For a deeper overview of the `cfg/config.yaml` file, see [topaz configuration](https://github.com/aserto-dev/topaz/blob/main/docs/config.md).

#### What just happened?

Besides laying down the artifacts mentioned, installing the Todo template did the following things:

* started Topaz in daemon (background) mode (see `topaz start --help`).
* set the manifest found in `model/manifest.yaml` (see `topaz manifest set --help`).
* imported the objects and relations found in `data/` (see `topaz directory import --help`).
* opened a browser window to the Topaz [console](https://localhost:8080/ui/directory) (see `topaz console --help`).

Feel free to play around with the Topaz console! Or follow the next few steps to interact with the Topaz policy and authorization endpoints.

### Issue an API call

To verify that Topaz is running with the right policy image, you can issue a `curl` call to interact with the REST API.

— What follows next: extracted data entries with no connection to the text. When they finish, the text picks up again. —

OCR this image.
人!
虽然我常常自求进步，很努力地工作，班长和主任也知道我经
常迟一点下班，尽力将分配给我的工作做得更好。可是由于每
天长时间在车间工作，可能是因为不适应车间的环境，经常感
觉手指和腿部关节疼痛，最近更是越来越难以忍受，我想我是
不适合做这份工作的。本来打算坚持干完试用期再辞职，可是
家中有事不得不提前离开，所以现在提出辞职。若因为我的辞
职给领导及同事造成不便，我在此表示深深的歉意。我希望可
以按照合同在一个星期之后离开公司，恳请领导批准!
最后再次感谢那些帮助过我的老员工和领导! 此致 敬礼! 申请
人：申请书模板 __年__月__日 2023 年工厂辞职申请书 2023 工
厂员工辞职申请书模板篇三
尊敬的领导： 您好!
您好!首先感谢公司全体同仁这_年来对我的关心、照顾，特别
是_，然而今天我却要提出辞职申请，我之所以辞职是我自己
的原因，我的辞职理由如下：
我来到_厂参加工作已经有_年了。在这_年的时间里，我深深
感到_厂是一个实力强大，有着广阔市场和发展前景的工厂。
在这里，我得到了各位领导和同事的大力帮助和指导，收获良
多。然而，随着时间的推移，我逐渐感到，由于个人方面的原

This API call retrieves the set of policies that Topaz has loaded:

```shell
curl -k https://localhost:8383/api/v2/policies
```

### Issue an authorization request

Issue an authorization request using the `is` REST API to verify that the user Rick is allowed to GET the list of todos:

```shell
curl -k -X POST 'https://localhost:8383/api/v2/authz/is' \
-H 'Content-Type: application/json' \
-d '{
"identity_context": {
"type": "IDENTITY_TYPE_SUB",
"identity": "[email protected]"
},
"policy_context": {
"path": "todoApp.GET.todos",
"decisions": ["allowed"]
}
}'
```

### Run the sample application

To run the sample Todo backend in the language of your choice, and see how Topaz is used to authorize requests, refer to the [docs](https://www.topaz.sh/docs/getting-started/samples).

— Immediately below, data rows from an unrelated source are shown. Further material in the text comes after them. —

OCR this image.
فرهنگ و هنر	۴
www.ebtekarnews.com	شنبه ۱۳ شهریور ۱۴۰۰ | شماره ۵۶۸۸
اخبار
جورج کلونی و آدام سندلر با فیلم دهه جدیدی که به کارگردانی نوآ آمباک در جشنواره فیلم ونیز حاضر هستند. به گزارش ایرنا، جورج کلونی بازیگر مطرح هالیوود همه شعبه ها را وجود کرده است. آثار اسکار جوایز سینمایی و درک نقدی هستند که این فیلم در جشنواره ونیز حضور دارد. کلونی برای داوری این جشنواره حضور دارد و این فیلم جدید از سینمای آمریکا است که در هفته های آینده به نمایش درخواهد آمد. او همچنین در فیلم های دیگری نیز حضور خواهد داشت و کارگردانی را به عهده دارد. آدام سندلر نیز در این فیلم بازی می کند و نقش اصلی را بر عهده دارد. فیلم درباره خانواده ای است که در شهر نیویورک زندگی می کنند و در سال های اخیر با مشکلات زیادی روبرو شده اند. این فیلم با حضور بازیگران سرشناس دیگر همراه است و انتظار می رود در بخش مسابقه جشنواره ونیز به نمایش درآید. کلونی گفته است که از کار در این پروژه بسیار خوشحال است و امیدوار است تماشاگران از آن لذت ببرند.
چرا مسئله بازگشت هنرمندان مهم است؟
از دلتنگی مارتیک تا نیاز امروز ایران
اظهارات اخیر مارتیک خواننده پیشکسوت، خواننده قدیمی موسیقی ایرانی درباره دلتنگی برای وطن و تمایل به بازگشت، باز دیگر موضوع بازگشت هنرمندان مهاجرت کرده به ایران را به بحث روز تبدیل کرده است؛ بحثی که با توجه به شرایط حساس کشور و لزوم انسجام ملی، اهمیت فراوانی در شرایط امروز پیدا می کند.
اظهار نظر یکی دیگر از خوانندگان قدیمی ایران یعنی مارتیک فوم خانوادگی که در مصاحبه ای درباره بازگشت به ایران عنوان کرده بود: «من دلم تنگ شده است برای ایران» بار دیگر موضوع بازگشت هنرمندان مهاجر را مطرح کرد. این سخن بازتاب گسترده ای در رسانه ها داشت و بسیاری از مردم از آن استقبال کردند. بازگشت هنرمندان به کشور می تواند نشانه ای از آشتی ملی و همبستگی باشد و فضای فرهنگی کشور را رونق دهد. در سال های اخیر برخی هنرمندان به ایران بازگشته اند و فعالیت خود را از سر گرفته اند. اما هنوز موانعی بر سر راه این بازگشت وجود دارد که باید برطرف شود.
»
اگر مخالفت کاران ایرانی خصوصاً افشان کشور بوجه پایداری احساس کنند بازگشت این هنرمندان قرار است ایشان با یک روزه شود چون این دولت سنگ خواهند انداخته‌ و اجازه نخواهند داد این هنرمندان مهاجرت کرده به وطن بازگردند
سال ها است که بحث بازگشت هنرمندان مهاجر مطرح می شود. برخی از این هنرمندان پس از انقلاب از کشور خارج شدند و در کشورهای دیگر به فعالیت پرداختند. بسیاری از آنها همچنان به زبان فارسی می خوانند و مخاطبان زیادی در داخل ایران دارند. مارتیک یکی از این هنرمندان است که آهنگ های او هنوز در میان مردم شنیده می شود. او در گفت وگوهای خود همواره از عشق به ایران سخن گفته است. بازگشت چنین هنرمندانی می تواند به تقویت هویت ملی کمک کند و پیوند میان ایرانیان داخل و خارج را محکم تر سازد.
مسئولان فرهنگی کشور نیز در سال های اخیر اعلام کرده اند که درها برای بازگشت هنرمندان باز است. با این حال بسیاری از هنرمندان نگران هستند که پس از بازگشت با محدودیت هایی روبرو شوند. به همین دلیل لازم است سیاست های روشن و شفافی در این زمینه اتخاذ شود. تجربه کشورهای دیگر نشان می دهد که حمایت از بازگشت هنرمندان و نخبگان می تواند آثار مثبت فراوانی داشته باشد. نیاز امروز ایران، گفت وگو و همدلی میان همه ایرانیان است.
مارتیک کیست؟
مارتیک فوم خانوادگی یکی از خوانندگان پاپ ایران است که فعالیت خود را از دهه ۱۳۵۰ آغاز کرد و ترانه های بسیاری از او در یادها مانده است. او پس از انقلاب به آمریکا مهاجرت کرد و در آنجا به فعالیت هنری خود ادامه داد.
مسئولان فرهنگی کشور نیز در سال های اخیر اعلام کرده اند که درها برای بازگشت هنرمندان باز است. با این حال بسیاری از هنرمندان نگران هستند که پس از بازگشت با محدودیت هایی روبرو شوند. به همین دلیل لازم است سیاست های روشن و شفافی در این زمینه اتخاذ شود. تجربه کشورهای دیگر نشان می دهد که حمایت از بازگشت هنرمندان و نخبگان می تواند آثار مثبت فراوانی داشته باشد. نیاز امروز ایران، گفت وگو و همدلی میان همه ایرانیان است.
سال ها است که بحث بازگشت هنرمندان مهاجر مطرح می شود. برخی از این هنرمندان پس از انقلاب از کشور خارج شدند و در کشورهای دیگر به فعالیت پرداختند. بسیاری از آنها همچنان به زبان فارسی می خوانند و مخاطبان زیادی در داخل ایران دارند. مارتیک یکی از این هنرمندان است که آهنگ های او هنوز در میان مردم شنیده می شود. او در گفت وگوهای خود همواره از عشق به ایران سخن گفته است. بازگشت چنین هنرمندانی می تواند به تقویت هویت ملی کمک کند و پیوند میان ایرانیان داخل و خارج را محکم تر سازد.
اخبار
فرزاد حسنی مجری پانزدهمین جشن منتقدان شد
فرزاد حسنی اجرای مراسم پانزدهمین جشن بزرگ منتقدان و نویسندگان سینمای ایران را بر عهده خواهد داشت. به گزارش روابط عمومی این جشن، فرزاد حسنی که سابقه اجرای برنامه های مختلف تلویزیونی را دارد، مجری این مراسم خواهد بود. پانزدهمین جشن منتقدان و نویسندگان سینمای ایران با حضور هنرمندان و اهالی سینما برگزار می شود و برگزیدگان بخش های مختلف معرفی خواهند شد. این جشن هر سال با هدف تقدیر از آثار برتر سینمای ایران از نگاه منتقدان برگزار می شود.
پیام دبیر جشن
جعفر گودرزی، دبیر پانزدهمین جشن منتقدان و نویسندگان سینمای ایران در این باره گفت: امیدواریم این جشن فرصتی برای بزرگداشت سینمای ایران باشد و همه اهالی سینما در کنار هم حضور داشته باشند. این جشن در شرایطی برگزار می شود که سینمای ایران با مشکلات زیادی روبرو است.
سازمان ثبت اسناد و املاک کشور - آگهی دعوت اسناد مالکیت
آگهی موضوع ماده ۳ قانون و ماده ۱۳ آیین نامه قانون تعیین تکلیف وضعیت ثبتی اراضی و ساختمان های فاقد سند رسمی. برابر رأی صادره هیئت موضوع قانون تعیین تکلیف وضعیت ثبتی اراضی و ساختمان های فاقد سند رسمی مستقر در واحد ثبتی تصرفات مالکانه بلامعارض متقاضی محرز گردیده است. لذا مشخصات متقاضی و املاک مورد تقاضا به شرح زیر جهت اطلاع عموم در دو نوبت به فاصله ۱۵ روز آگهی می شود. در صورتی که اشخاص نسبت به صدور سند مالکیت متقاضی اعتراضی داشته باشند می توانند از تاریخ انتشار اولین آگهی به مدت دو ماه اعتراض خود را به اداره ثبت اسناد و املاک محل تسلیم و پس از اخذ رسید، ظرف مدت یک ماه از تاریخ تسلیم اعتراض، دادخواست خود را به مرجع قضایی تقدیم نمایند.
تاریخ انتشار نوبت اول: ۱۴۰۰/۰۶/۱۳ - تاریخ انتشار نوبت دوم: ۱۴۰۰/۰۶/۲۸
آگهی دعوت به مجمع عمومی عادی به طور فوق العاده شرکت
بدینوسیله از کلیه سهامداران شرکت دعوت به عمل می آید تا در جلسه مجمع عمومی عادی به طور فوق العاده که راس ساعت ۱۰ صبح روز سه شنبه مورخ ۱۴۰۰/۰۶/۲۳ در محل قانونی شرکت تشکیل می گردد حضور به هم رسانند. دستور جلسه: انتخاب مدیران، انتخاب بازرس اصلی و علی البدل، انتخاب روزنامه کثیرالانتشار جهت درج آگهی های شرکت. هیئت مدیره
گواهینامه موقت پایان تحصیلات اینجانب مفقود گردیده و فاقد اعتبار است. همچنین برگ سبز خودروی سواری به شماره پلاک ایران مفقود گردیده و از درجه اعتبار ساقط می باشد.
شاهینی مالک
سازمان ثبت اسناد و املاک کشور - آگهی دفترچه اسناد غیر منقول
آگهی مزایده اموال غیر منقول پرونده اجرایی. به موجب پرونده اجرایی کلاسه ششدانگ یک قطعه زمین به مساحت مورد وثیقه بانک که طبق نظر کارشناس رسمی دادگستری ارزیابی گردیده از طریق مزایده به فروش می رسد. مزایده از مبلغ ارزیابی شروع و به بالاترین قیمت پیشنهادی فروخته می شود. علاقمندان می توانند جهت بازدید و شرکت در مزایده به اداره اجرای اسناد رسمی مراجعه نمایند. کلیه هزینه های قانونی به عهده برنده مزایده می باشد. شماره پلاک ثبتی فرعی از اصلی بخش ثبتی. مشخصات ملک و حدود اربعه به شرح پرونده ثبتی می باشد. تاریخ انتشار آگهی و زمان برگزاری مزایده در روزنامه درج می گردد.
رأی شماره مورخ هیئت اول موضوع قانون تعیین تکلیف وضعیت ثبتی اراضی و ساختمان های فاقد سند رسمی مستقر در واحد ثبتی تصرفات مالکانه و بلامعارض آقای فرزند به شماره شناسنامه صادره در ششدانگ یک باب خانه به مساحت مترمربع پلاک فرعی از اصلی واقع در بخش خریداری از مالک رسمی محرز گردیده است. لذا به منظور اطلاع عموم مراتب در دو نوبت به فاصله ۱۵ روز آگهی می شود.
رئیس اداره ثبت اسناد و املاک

To start an interactive session with the Topaz endpoints over gRPC, see the [gRPC endpoints](#grpc-endpoints) section.

## Command line options

```shell
topaz --help
Usage: topaz [flags]

Topaz CLI

Commands:
run run topaz in console mode
start start topaz in daemon mode
stop stop topaz instance
restart restart topaz instance
status status of topaz daemon process
manifest manifest commands
templates template commands
console open console in the browser
directory (ds) directory commands
authorizer (az) authorizer commands
config configure topaz service
certs cert commands
install install topaz container
uninstall uninstall topaz container
update update topaz container version
version version information

Flags:
-h, --help Show context-sensitive help.
-N, --no-check disable local container status check ($TOPAZ_NO_CHECK)
-L, --log log level

Run "topaz --help" for more information on a command.
```

## gRPC Endpoints

To interact with the authorizer endpoint, install [grpcui](https://github.com/fullstorydev/grpcui) or [grpcurl](https://github.com/fullstorydev/grpcurl) and point them to `localhost:8282`:

```shell
grpcui --insecure localhost:8282
```

To interact with the directory endpoint, use `localhost:9292`:

```shell
grpcui --insecure localhost:9292
```

For more information on APIs, see the [docs](https://www.topaz.sh/docs/intro).

## Demo
![demo](./assets/topaz.gif)

## Credits

Topaz uses a lot of great and amazing open source projects and libraries.

A big thank you to all of them!

## Contribution Guidelines

Topaz is a work in progress - if something is broken or there's a feature that you want, please file an issue and if so inclined submit a PR!

We welcome contributions from the community! Here are some general guidelines:

* File an issue first prior to submitting a PR!